No. 6 – Wyoming Cowboys
- Position: Quarterback
- Class: Redshirt Senior

Personal information
- Listed height: 6 ft 0 in (1.83 m)
- Listed weight: 214 lb (97 kg)

Career information
- High school: Marietta (Marietta, Georgia)
- College: William & Mary (2022–2025); Wyoming (2026–present);
- Stats at ESPN

= Tyler Hughes (quarterback) =

American football player

Tyler Hughes is an American football quarterback for the Wyoming Cowboys. He previously played for the William & Mary Tribe.

==Early life==
Hughes attended Marietta High School in Marietta, Georgia.

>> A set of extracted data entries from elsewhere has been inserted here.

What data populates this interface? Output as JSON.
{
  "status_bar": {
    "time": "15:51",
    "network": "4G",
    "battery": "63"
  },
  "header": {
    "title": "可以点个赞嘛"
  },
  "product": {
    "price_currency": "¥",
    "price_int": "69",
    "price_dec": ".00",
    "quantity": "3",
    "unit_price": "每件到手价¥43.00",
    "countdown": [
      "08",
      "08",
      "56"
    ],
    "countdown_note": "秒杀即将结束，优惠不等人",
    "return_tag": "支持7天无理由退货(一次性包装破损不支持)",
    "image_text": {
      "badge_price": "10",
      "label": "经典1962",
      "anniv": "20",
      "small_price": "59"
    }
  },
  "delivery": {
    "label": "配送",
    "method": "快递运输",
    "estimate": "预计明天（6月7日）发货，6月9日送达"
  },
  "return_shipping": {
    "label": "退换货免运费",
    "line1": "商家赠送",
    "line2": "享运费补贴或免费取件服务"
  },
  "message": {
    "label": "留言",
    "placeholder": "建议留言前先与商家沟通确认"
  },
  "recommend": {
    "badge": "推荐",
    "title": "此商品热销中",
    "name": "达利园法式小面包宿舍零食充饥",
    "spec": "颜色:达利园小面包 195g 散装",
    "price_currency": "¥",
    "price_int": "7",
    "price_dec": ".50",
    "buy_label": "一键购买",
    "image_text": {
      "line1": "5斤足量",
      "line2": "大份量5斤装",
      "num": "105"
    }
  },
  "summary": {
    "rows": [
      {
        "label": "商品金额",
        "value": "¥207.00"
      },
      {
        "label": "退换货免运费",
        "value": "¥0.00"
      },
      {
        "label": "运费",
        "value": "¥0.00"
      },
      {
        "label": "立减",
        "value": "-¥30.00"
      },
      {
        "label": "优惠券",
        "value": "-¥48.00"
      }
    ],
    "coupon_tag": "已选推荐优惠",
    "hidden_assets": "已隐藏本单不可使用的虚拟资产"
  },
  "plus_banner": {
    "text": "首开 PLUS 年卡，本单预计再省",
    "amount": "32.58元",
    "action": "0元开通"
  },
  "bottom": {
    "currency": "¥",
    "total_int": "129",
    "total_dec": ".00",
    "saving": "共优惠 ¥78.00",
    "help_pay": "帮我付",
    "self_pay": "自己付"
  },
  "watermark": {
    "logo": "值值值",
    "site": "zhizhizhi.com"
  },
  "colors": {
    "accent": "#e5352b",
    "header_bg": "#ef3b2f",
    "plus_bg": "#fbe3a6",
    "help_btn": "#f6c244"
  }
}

He committed to play college football for the William & Mary Tribe.

==College career==
=== William & Mary ===
In his first three seasons from 2022 to 2024, Hughes completed 19 of 39 passes for 339 yards and three touchdowns, while adding 228 yards and four touchdowns on the ground. Heading into the 2025 season, he was named the Tribe's starting quarterback. During the 2025 season, Hughes passed for 2,330 yards and 20 touchdowns, while adding 670 yards and 11 touchdowns on the ground. After the conclusion of the season, he entered the NCAA transfer portal.

=== Wyoming ===
Hughes transferred to play for the Wyoming Cowboys. Heading into the 2026 season, he was named the team's starting quarterback.